Medical errors made during pregnancy can result in serious complications or problems with birthing or the child him or herself. While it's nearly impossible to know the true number of medication and medical errors made during pregnancies, there is no denying the impact those errors can have.
Specifically in cases involving patients with chronic medical conditions, it's vital for doctors to be on the mark when they are making diagnoses and taking care of a patient during pregnancy. Around 90 percent of pregnant women have reported taking a medication during pregnancy and 70 percent of women report taking prescriptions throughout pregnancy. Not every type of medication is dangerous to an unborn child, but a woman should be aware of the risks of any medications she takes.
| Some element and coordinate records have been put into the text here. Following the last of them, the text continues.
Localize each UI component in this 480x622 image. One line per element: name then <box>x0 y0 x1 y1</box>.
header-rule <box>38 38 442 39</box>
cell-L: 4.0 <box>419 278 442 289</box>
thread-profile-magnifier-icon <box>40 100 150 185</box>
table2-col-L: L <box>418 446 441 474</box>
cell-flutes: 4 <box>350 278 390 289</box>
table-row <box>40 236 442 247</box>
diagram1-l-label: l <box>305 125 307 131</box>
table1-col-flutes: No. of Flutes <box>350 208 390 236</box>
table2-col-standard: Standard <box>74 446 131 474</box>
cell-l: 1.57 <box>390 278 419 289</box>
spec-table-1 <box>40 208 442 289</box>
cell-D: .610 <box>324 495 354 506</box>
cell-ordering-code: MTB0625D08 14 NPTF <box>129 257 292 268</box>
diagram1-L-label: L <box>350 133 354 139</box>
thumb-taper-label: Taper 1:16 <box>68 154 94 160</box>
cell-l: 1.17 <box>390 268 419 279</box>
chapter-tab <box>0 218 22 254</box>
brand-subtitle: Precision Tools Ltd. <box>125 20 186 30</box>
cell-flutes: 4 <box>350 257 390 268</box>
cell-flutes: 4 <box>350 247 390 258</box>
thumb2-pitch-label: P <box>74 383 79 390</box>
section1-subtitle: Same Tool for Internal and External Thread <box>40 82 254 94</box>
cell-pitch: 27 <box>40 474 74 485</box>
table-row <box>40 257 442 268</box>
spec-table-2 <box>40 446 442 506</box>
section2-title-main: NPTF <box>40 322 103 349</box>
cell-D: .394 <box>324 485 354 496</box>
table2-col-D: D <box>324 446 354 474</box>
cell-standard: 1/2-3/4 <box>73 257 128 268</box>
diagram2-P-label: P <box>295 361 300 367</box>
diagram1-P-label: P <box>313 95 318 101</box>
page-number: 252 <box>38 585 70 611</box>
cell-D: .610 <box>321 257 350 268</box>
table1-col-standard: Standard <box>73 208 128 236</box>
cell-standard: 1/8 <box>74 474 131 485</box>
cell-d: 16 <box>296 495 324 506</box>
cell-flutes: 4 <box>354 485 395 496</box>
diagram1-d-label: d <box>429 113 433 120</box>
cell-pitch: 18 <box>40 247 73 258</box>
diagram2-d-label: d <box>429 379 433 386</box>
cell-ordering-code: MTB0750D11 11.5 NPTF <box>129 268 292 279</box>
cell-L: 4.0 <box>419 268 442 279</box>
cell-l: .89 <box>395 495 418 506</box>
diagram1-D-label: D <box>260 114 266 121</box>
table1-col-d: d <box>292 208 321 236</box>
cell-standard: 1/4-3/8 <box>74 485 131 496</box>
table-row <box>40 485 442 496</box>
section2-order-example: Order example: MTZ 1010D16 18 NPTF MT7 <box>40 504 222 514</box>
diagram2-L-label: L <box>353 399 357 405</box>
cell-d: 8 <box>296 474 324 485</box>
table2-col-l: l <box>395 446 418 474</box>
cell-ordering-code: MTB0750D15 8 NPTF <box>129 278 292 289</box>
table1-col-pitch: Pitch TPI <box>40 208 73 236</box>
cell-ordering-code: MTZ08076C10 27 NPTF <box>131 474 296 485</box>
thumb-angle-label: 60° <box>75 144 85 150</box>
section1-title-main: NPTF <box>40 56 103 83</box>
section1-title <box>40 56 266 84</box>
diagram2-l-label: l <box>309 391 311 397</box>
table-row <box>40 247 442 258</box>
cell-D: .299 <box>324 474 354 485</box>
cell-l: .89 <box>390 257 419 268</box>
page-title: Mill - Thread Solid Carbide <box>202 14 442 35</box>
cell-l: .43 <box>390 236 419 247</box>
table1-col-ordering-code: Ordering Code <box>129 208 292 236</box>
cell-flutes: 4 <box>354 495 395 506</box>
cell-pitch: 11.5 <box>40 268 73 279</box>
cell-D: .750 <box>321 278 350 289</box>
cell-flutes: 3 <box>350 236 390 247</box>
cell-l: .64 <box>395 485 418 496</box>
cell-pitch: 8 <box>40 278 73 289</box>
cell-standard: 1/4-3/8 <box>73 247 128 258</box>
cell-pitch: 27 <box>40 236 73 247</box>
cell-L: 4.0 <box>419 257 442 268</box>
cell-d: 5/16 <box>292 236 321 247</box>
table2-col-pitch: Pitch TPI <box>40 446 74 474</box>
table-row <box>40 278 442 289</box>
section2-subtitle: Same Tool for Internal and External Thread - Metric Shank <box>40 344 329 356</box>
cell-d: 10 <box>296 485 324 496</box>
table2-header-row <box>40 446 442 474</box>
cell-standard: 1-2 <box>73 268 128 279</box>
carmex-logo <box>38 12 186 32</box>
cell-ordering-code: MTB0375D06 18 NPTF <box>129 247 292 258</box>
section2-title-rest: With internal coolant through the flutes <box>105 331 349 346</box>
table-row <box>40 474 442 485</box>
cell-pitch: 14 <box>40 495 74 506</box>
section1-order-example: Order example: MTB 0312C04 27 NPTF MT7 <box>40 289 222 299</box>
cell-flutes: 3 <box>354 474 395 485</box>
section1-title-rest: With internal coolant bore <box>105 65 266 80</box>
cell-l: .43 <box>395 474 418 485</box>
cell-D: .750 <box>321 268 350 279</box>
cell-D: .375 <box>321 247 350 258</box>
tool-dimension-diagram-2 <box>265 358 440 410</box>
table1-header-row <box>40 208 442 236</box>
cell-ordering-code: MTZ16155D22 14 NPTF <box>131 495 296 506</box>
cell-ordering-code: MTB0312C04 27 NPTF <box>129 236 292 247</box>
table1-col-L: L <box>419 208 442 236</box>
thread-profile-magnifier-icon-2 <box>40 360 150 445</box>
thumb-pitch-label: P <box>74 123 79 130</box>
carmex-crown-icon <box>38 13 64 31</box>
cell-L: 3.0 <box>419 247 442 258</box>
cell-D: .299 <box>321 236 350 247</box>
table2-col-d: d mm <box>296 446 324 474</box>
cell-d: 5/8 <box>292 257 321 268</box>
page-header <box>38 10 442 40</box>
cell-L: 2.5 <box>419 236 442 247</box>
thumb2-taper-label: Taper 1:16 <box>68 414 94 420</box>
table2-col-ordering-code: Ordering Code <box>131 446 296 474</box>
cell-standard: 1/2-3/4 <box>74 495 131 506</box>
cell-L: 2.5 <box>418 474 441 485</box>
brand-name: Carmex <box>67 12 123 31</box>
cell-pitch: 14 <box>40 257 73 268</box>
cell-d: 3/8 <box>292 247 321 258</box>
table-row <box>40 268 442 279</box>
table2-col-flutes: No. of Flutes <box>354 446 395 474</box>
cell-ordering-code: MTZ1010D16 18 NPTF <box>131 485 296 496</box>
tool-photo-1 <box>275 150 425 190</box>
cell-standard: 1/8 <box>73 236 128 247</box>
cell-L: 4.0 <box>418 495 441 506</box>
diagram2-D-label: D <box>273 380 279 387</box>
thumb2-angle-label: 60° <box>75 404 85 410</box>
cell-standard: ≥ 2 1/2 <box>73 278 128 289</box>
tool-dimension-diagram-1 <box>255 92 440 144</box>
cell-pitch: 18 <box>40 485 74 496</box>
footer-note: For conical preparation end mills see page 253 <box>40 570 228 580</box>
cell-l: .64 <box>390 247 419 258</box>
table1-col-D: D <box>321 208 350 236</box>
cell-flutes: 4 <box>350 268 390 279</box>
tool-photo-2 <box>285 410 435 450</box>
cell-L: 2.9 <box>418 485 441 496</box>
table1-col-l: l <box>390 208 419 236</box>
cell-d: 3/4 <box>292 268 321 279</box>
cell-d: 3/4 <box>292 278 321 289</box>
For example, a woman was taking Lisinopril, which is for hypertension. This drug can potentially cause harm during the first trimester, but it is known to cause fetal risk during the second and third. It is contraindicated for women who have Type 1 diabetes, which this woman had. In this case, the woman may not be able to continue the medication throughout her pregnancy, or she may only be able to continue it with close medical monitoring.
Why is this important? Doctors need to gather information during every medical visit to make sure women are receiving the right care and are not taking the wrong or dangerous medications during a pregnancy. Women of childbearing age may even want to know the risks of the medications they're on before getting pregnant, so they can stop or switch medications to something safer.